Moreover since I was speaking to simple young women such as most of you are, it would have been folly for me to go seeking and striving to find such exquisite things and to take pains to speak with great measure. However, those who read these tales can leave those they dislike and read those they like. I do not want to deceive anybody, and so all these tales bear written at the head a title explaining what they contain.

I suppose some people will say that some of the tales are too long. I reply that for those who have something else to do it is folly to read the tales, even when they are short. A long time has passed between the day when I began to write and now when I have come to the end of my labours; but I have not forgotten that I said my work is offered to those ladies who are unoccupied, and not to others. To those who read for pastime, no tale can be too long if it succceeds in its object. Brevity befits students, who labour to spend time usefully, not to make it pass; but not you, ladies, who have unoccupied all that time you do not spend in love pleasures. None of you has studied at Athens, Bologna or Paris; and so one must chatter a little more volubly for you than for those who have sharpened their wits by study.

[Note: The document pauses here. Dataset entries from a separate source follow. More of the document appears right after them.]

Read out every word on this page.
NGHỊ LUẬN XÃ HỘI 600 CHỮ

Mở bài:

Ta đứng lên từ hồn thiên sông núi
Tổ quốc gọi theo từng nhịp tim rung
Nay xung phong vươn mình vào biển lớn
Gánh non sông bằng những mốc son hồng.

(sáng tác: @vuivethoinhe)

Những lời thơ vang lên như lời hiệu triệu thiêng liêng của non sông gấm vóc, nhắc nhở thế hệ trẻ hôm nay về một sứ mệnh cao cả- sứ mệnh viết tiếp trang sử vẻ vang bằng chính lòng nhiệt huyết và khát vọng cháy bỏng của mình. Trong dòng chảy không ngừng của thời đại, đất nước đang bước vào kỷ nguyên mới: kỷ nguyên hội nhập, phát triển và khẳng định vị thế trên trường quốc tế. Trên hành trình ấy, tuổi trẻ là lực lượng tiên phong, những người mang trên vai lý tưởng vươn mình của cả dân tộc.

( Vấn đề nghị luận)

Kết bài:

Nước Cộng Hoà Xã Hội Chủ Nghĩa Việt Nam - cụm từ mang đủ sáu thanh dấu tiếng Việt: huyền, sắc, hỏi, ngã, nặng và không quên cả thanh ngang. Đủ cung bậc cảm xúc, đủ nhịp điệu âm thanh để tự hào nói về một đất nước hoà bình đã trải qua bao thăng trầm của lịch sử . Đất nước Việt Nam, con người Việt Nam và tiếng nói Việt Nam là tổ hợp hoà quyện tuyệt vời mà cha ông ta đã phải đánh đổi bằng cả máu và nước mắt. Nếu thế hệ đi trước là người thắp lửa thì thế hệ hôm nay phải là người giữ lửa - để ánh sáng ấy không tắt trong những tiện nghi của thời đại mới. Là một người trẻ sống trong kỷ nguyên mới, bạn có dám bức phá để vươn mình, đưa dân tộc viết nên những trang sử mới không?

I have no doubt that others will say that the things related are too full of jests and jokes, and that it ill befits a grave and weighty man to write such things. To them I must offer thanks and do thank them that they are so zealously tender of my good fame. But I shall reply to their objection. I confess I am weighty, and have often weighed myself. But, speaking to those who have not weighed me, I must observe that I am not grave but so light that I float in water. Considering that the friars' sermons, which are made to censure men's sins, are full of jokes and jests and railleries, I think that such things do not go ill in my tales, which are written to drive away ladies' melancholy. However, if the tales make them laugh too much, they can easily cure that by reading the lamentations of Jeremiah, the passion of the Saviour and the penitence of Mary Magdalene. Who can doubt that there will be others who will say that I have a wicked poisonous tongue, because in some places I have written the truth about the friars? I mean to pardon those who say that, because it cannot be believed but that they are moved except by just cause, since the friars are good men who avoid poverty for the love of God, and do good service to the ladies and say nothing about it. And if they did not all smell a little of the goat, their company would be most pleasant.

Yet I confess that there is no stability in the things of this world and that everything changes. So may it have chanced with my tongue. I do not trust my own judgment, which I always avoid in matters concerning myself, but one of my women neighbours the other day told me I have the best and sweetest tongue in the world. But, to speak the truth, when that happened there were not many of my tales left to finish. And so let what I have said suffice, as a reply to those who make these objections.

I leave it to every lady to say and think what she pleases; for me it is time to end my words, giving thanks humbly to Him who by His aid and after so much labour has brought me to the desired end.

And you, fair ladies, rest in peace in His grace; and if in reading any of these tales you find any pleasure, remember me.

Giovanni Boccaccio, The Decameron, tr. Richard Aldington.